A noter que la grossesse serait à l’origine de 50 % des pancréatites aiguës sur hypertriglycéridémie.

Deux mécanismes semblent être associés expliquant que les PA sur HTG sont souvent graves et nécrosantes : les acides gras libres qui ont une toxicité directe sur les cellules acinaires pancréatiques et des phénomènes ischémiques à l’origine de microthrombi dans les petits vaisseaux pancréatiques.

On parle d’hypertriglycéridémies majeures lorsque les triglycérides (TG) sont > 10 g/L.

Leur présentation est le plus souvent asymptomatique, avec une découverte fortuite lors de circonstances favorisantes (diabète, éthylisme chronique, hypothyroïdie, grossesse). Parfois elles sont révélées d’emblée par une pancréatite aiguë, qui constitue leur principale complication.

Le diagnostic biologique de PA repose sur une lipasémie supérieure à trois fois la normale. L’origine  hypertriglycéridémique d’une PA peut être retenue si le taux sérique est > 10  g/L.

Cependant, une PA peut survenir à partir de 3,5 g/L de TG. Par ailleurs, l’origine hypertriglycéridémique peut passer inaperçue car la demi-vie des chylomicrons et des VLDL est très brève et la pancréatite survient en général à l’acmé de l’HTG. Le dosage des TG doit être réalisé dès la survenue des douleurs abdominales et au mieux, dès l’admission du patient aux urgences.

Une corrélation avec le taux de triglycérides

Entre 3 à 4 g/L de TG, le Hazard Ratio (HR) est de 2,9 (1,4-5,9).

Pour un taux de triglycérides sériques > 5 g/L, après ajustement sur la prise d’alcool, le taux d’incidence de pancréatite est de 12 événements pour 10 000 personnes-année, HR : 8,5 (3,6-20) ; après ajustement sur la présence d’un diabète et sur l’IMC, le HR est de 5,8 (2,4-14).

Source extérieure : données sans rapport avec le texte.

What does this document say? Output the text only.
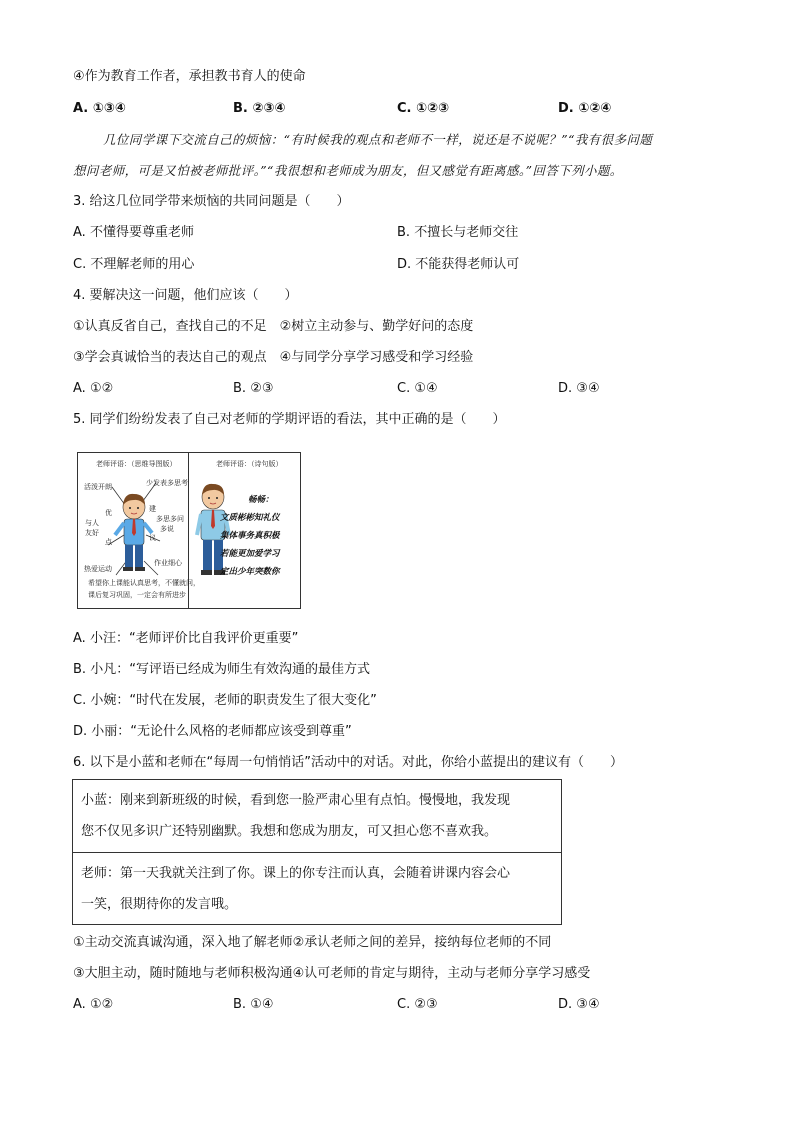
④作为教育工作者，承担教书育人的使命
A. ①③④	B. ②③④	C. ①②③	D. ①②④
几位同学课下交流自己的烦恼：“有时候我的观点和老师不一样，说还是不说呢？”“我有很多问题
想问老师，可是又怕被老师批评。”“我很想和老师成为朋友，但又感觉有距离感。”回答下列小题。
3. 给这几位同学带来烦恼的共同问题是（　　）
A. 不懂得要尊重老师	B. 不擅长与老师交往
C. 不理解老师的用心	D. 不能获得老师认可
4. 要解决这一问题，他们应该（　　）
①认真反省自己，查找自己的不足　②树立主动参与、勤学好问的态度
③学会真诚恰当的表达自己的观点　④与同学分享学习感受和学习经验
A. ①②	B. ②③	C. ①④	D. ③④
5. 同学们纷纷发表了自己对老师的学期评语的看法，其中正确的是（　　）
老师评语：（思维导图版）	老师评语：（诗句版）
活泼开朗	少发表多思考
与人
友好
优
点
建
议
多思多问
多说
热爱运动
作业细心
希望你上课能认真思考，不懂就问，
课后复习巩固，一定会有所进步
畅畅：
文质彬彬知礼仪
集体事务真积极
若能更加爱学习
定出少年突数你
A. 小汪：“老师评价比自我评价更重要”
B. 小凡：“写评语已经成为师生有效沟通的最佳方式
C. 小婉：“时代在发展，老师的职责发生了很大变化”
D. 小丽：“无论什么风格的老师都应该受到尊重”
6. 以下是小蓝和老师在“每周一句悄悄话”活动中的对话。对此，你给小蓝提出的建议有（　　）
小蓝：刚来到新班级的时候，看到您一脸严肃心里有点怕。慢慢地，我发现
您不仅见多识广还特别幽默。我想和您成为朋友，可又担心您不喜欢我。
老师：第一天我就关注到了你。课上的你专注而认真，会随着讲课内容会心
一笑，很期待你的发言哦。
①主动交流真诚沟通，深入地了解老师②承认老师之间的差异，接纳每位老师的不同
③大胆主动，随时随地与老师积极沟通④认可老师的肯定与期待，主动与老师分享学习感受
A. ①②	B. ①④	C. ②③	D. ③④
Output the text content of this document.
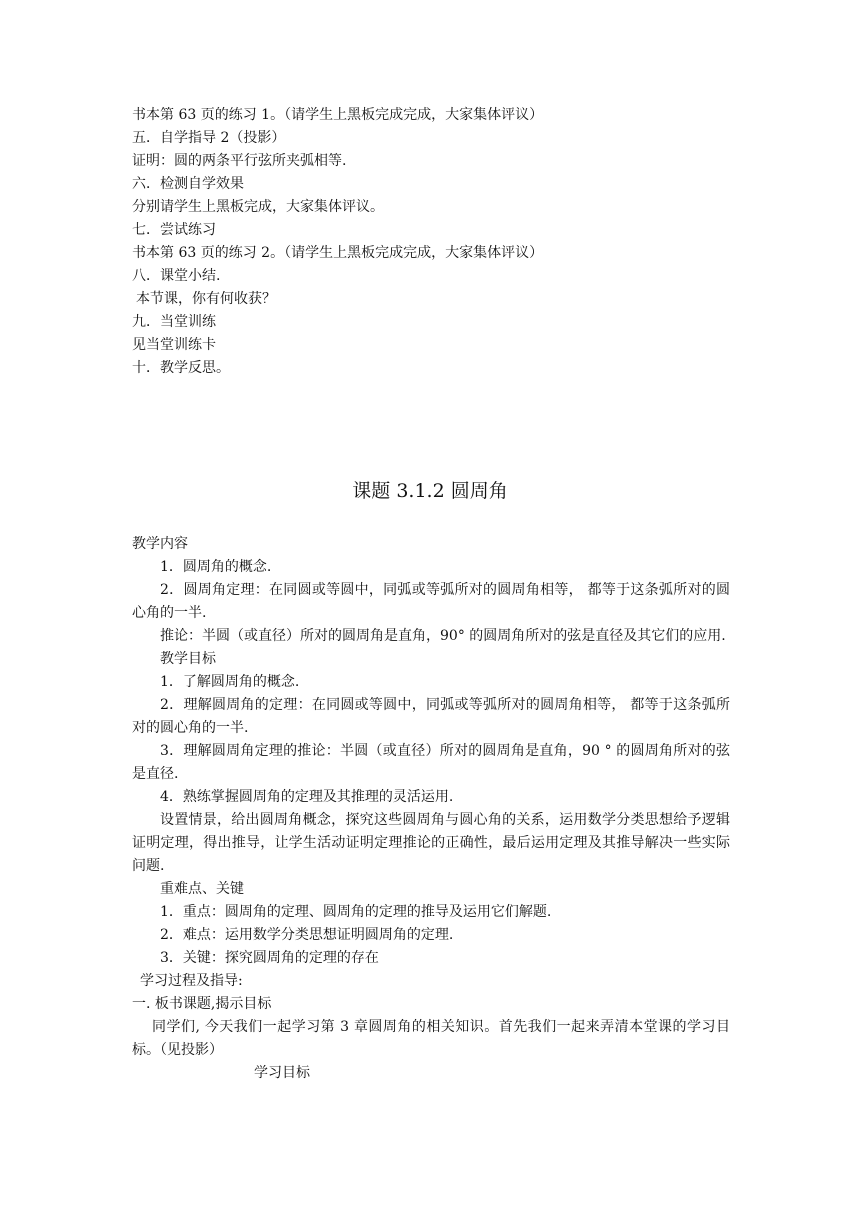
书本第 63 页的练习 1。（请学生上黑板完成完成，大家集体评议）
五．自学指导 2（投影）
证明：圆的两条平行弦所夹弧相等.
六．检测自学效果
分别请学生上黑板完成，大家集体评议。
七．尝试练习
书本第 63 页的练习 2。（请学生上黑板完成完成，大家集体评议）
八．课堂小结.
本节课，你有何收获？
九．当堂训练
见当堂训练卡
十．教学反思。
课题 3.1.2 圆周角
教学内容
1．圆周角的概念.
2．圆周角定理：在同圆或等圆中，同弧或等弧所对的圆周角相等， 都等于这条弧所对的圆心角的一半.
推论：半圆（或直径）所对的圆周角是直角，90° 的圆周角所对的弦是直径及其它们的应用.
教学目标
1．了解圆周角的概念.
2．理解圆周角的定理：在同圆或等圆中，同弧或等弧所对的圆周角相等， 都等于这条弧所对的圆心角的一半.
3．理解圆周角定理的推论：半圆（或直径）所对的圆周角是直角，90 ° 的圆周角所对的弦是直径.
4．熟练掌握圆周角的定理及其推理的灵活运用.
设置情景，给出圆周角概念，探究这些圆周角与圆心角的关系，运用数学分类思想给予逻辑证明定理，得出推导，让学生活动证明定理推论的正确性，最后运用定理及其推导解决一些实际问题.
重难点、关键
1．重点：圆周角的定理、圆周角的定理的推导及运用它们解题.
2．难点：运用数学分类思想证明圆周角的定理.
3．关键：探究圆周角的定理的存在
学习过程及指导:
一. 板书课题,揭示目标
同学们, 今天我们一起学习第 3 章圆周角的相关知识。首先我们一起来弄清本堂课的学习目标。（见投影）
学习目标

Avec une HTG sévère > 10 g/L, l’incidence des PA est de 5,4 %. Pour chaque augmentation de 1 g/L au-delà de 10 g/L, le risque de pancréatite augmente de 3 %.

Les facteurs de risque de PA en cas d’HTG sont une consommation d’alcool (Odds ratio OR : 1,76 (1,28-2,4)) un antécédent de pancréatite aiguë (OR : 9,27 (6,42-13,35)), un IMC> 25 (OR : 2,12 (1,41-3,14)), une insuffisance rénale chronique de stade 4 (OR : 5,07 (1,86-11 89)).

En cas de taux de TG normal, moyennement élevé (1,50-1,99 g/L), modérément (2-9,99 g/L) élevé ou très élevé (> 10 g/L), la mortalité serait respectivement de 3 % vs 5 % vs 7 % vs 8 % ; la persistance d’une défaillance d’organe serait de 17 %, 30 %, 39 % et 48 % et le taux de nécrose pancréatique serait de 36 %, 42 %, 34 % et 50 %.

En comparaison avec les PA biliaires, l’HTG est une cause plus fréquente de PA associée à une insuffisance rénale, (OR = 3,18 (1,92-5,27)) une insuffisance respiratoire (OR = 2,88 (1,61-5,13)), le décès (OR : 1,9 (1,05-3,45)) et un SIRS (Systemic Inflammatory Response Syndrome) (OR = 2,03 (1,49-2,75)).

En cas d’HTG compliquée de PA, le taux de rechute est important, généralement > 25 %. Le principal objectif consiste à éviter la survenue d’une PA en contenant la triglycéridémie dans une zone de relative sécurité < 5 g/L.

En résumé, les PA sur hypertriglycéridémie surviennent sur un terrain comportant de nombreuses comorbidités avec un risque potentiel de défaillance d’organe.

Les pancréatites aiguës sur hypertriglycéridémie sont plus sévères et nécrosantes que les pancréatites résultant d’autres causes.

La sévérité et les complications de la pancréatite sont corrélées au taux de triglycérides sériques.

Les hypertriglycéridémies sont le plus souvent secondaires, notamment au cours du syndrome métabolique, la grossesse…

La demi-vie des chylomicrons et des VLDL n’est que de quelques minutes, le taux de triglycérides sériques se normalise rapidement après le début de la pancréatite aiguë.

Dr Sylvie Coito

Référence
Rebours V et coll. Pancréatite et hypertriglycéridémie : de la physiopathologie à la prise en charge. Hépato-Gastro & oncologie digestive 2018 ; 25.